Recosta-se na cadeira. Respira fundo e toma a folha de papel, segurando-a por um instante. A brancura lhe faz lembrar o vazio daquela casa.
Recoloca a folha. Gira o rolo. Alinha-a. Puxa o ar para dentro como se fosse aquele café não tomado por falta de pó. A garrafa de uísque em cima da mesa tem o poder de lhe prender o olhar. Um convite tentador.
— Não! Não preciso. Hoje escrevo sóbrio — você diz em voz alta, convencendo a si e aos fantasmas a lhe assombrarem.

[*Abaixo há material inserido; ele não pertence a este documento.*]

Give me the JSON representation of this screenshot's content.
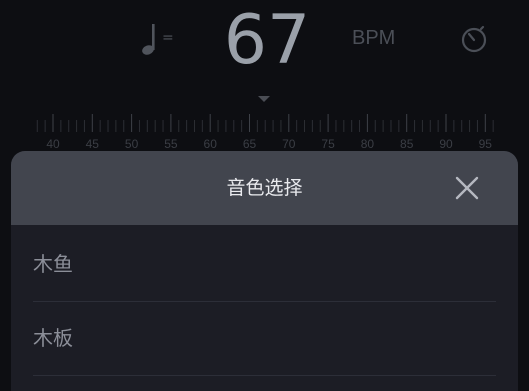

O som dos dedos batendo nas teclas marca a imprecisão. Os tipos batendo no papel desfazem a mudez do espaço. A datilografia é lenta. Você devia ter feito um curso técnico. Não seria mal saber bater nas teclas usando dez dedos ao invés de seis.
“O trabalho dessa noite não será fácil, ele pensa enquanto vence cada um dos degraus da Abadia de Westminster numa peregrinação silenciosa e solitária. Ao chegar ao topo, retira seu chapéu e capote, encharcados devido à chuva de poucos minutos atrás. Após averiguar se o cocheiro já partira, o homem respira fundo, faz o sinal sagrado e entra na catedral londrina. Senta-se no confessionário, onde consegue encontrá-lo.
Ele coloca as luvas de couro, retira sua arma do bolso e aponta-a para a treliça:
— Perdoe-me, padre, pelo pecado que cometerei agora.”
Ao parar de escrever, você olha para as linhas. Lê em voz alta o texto e um novo palavrão salta da boca.
— Puta merda!
Levanta de forma brusca e a cadeira vai ao chão.
O primeiro parágrafo não deveria ser um suplício. A história está toda dentro da cabeça. É uma questão de tempo para transpor a barreira e descansar no papel. Só uma questão de tempo. Tudo é uma questão de tempo. Até Vera foi uma questão de tempo.
Um gole de uísque. Você definitivamente não tem palavra. E outro, para contrariar a promessa feita. Um cigarro também ajuda. Você é dramático por natureza. Fica pior a cada ano. A cada livro.
Você vai até a janela e repara na rua. Está escura outra vez. Alguém acertou a lâmpada da esquina na madrugada de ontem. Repara as janelas do prédio da frente. A vizinha deixa a toalha de banho no peitoril da janela para o porteiro saber quando o marido faz frete. O morador do segundo andar ainda está em frente da TV. Nada muda e você se nega a entrar naquele jogo e mergulhar no marasmo para morrer na praia.
O jeito é encarar a escrita de novo. Você não tem escapatória. Tem um prazo a cumprir. But I have promises to keep. And miles to go before I sleep. Você ri e olha para a máquina.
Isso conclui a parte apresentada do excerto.